Paper No. 9
Presentation Time: 3:55 PM
ALLOCATION AND ADMINISTRATION OF GROUDWATER IN COLORADO
All water in Colorado is a public resource known as water of the state. Surface and tributary groundwater is allocated to users based on prior appropriation (first in time first in right). Deep groundwater is administered differently. The Colorado Ground Water Commission allocates designated ground water pursuant to a modified prior appropriation doctrine. Nontributary ground water and Denver Basin groundwater are allocated to the overlying landowner. Tributary groundwater is hydrologically connected to a river and is often called shallow groundwater. Under Colorado Law, the use of all subsurface water hydraulically connected to a surface stream, the pumping of which would have a measurable effect on the surface stream within one hundred years, is subject to the doctrine of prior appropriation. The State Engineer issues or denies well permits for appropriations of tributary water, and the Water Court of the Water Division for that hydrological basin reviews and issues a decree setting the priority of the water right.
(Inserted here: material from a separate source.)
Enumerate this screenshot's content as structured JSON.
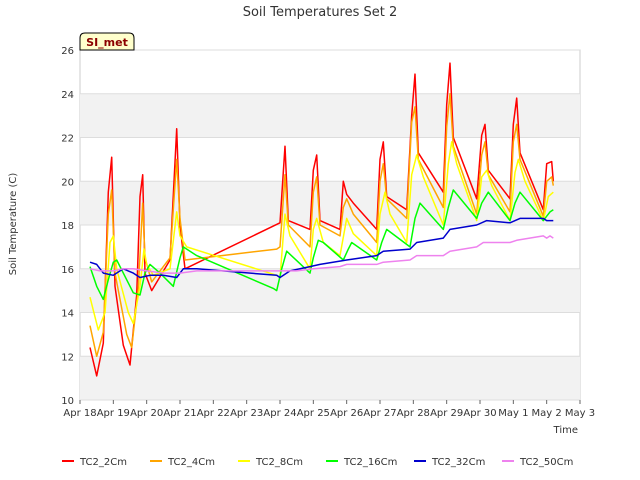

Coloradans rely heavily on pumping of deep groundwater for a variety of municipal, agricultural, industrial, and other uses. Deep groundwater refers to aquifers geologically confined such that they have no measurable connection to surface waters. Tributary groundwater is recharged from precipitation and seasonal runoff. Deep groundwater is not readily replenished. Groundwater pumping at a rate in excess of annual recharge creates what is called a mining condition. Unless the rate of pumping is regulated, mining will ultimately lower groundwater levels to a depth where water can no longer be withdrawn economically. In Colorado, deep groundwater is divided by statute into three categories: (1) designated (2) nontributary, and (3) Denver Basin groundwater. Denver Basin groundwater refers to deep groundwater within the Dawson, Denver, Arapahoe, and Laramie-Fox Hills aquifers. There are two types of Denver Basin groundwater, not nontributary and nontributary. Both are allocated to overlying landowners like nontributary water, at a rate of 1 percent per year assuming a 100-year life of the aquifer.